Even getting ligation surgery is a challenge in the face of antiquated capitalist gender expectations. Doctors often refuse to perform the surgery without permission from the seeker’s male counterpart or before they reach a certain age deemed beyond prime childbearing years.
“I should be able to go to any doctor or gynecologist, and if they can’t do the procedure, they should be able to just say, ‘Yes, this is the thing you want, here’s the doctor for you to go see,’ rather than having to wonder if the doctor I speak to is going to give me a hard time because I don’t have children yet,” Chaney says.
Chaney keeps a list of local doctors who perform tubal ligations close for when she’s ready to take the next step. Though many doctors don’t advertise that they perform ligations, social media has helped get the word out. After Dobbs was decided, users sourced a list on Reddit of doctors around the country who perform ligations. Nearly 20 Madison doctors made the list, which includes reviews.
Traveling to a neighboring state like Minnesota or Illinois for abortion requires resources that many don’t have. Chaney’s employer, however, offers financial assistance for people who travel out of state for medical care.
Rural-urban access and Catholic hospitals
Tubal ligation—and even contraception itself—isn’t allowed by directives that govern Catholic hospitals. Many Catholic hospitals don’t make it clear whether or not they provide contraception services. This is especially important in Wisconsin, which has some of the highest percentages of Catholic hospitals in the country.

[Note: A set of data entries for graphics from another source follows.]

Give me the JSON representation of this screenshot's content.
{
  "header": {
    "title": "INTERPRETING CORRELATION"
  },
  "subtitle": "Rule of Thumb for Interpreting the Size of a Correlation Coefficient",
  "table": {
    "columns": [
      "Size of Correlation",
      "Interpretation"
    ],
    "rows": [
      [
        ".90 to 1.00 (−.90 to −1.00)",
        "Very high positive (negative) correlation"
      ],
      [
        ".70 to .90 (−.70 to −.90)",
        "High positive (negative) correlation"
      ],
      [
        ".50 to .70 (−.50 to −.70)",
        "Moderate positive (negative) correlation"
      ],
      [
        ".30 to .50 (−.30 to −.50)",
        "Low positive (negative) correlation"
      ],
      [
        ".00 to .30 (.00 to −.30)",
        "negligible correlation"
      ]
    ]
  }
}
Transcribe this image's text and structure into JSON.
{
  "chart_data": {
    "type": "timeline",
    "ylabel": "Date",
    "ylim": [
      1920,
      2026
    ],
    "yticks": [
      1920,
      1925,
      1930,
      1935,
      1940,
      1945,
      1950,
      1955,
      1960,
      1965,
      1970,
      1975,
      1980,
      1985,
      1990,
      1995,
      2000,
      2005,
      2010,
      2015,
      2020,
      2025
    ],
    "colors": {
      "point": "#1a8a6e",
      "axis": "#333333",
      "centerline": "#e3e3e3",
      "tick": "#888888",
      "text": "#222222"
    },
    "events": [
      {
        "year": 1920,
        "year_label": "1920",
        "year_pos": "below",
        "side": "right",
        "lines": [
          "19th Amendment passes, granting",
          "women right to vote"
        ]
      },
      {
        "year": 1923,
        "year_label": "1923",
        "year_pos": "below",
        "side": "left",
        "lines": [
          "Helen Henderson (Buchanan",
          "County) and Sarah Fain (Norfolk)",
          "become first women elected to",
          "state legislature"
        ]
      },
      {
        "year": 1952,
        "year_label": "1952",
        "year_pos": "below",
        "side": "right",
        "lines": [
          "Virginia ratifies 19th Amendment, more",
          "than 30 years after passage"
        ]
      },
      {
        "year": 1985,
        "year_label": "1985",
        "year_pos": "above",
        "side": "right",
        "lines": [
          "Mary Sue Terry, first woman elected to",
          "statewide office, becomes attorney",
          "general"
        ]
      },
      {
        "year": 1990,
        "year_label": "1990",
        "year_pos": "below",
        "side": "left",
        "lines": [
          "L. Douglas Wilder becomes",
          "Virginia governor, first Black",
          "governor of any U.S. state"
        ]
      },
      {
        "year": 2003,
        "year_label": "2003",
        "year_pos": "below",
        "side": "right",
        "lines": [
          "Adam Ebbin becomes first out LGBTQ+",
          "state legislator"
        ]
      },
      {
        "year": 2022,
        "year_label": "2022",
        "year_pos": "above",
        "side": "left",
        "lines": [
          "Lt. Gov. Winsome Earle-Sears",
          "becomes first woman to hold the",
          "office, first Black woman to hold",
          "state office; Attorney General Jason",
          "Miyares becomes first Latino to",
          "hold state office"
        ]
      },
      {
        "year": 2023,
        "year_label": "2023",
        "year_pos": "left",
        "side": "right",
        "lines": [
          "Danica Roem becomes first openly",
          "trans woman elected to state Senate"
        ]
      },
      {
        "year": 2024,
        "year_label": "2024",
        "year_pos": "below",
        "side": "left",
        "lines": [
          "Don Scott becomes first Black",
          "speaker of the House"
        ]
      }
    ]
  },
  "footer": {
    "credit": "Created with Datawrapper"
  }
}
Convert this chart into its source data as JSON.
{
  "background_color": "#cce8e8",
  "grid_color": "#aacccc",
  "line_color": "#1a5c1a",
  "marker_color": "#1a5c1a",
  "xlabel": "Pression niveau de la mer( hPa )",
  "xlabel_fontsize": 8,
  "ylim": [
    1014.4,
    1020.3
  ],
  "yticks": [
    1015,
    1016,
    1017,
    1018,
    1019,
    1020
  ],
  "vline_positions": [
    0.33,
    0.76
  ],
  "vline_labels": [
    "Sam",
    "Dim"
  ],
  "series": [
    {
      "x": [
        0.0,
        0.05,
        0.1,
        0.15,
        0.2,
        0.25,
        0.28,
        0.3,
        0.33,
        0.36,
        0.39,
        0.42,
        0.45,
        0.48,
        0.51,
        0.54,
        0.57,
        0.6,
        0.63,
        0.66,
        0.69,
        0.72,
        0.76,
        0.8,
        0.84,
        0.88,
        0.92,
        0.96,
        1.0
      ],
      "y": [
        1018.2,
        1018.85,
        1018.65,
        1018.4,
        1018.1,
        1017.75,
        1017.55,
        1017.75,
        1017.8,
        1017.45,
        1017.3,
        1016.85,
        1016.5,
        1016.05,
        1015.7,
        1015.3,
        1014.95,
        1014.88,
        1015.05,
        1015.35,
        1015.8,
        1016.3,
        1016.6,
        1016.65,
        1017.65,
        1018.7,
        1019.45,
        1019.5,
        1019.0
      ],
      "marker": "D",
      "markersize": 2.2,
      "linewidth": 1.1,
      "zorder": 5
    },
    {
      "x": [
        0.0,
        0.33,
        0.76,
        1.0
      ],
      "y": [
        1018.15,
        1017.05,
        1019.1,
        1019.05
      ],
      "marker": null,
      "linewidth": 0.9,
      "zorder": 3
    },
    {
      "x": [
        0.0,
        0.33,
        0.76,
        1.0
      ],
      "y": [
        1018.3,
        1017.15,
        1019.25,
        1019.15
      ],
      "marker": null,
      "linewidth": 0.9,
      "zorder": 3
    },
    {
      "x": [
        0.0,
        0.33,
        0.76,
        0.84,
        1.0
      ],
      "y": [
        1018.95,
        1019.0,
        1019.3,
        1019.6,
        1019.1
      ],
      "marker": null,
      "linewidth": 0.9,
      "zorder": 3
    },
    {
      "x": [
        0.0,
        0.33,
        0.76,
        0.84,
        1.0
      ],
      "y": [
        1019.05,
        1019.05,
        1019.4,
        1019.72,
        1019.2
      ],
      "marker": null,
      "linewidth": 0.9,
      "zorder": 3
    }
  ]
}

According to a study from UW-Madison’s Collaborative for Reproductive Equity (CORE), American women are more likely to be served by Catholic hospitals—and rural women in Wisconsin are three times more likely than urban women to expect that a Catholic hospital will offer the full range of contraceptive methods. The November 2021 study was published in the journal Contraception.
“This is a huge inequity that affects people in rural parts of our state that are solely served by Catholic health care systems where they can’t just go down the street to a Planned Parenthood,” says Jenny Higgins, an author on the study and a professor of Obstetrics and Gynecology at UW-Madison.
The article recommended more investment in rural health care as a next step to broadening contraception access, since Catholic hospitals are unlikely to offer the full spectrum of care.
“Contraceptive care is just an incredibly important preventive health care service that should be available to folks, just like COVID testing and STI testing,” Higgins says. “More county health care clinics or more family medicine providers being trained in contraceptive care, more Planned Parenthoods—those would all be things that help deliver better care, but it should just be such a basic part of everyday health care, especially now more than ever.”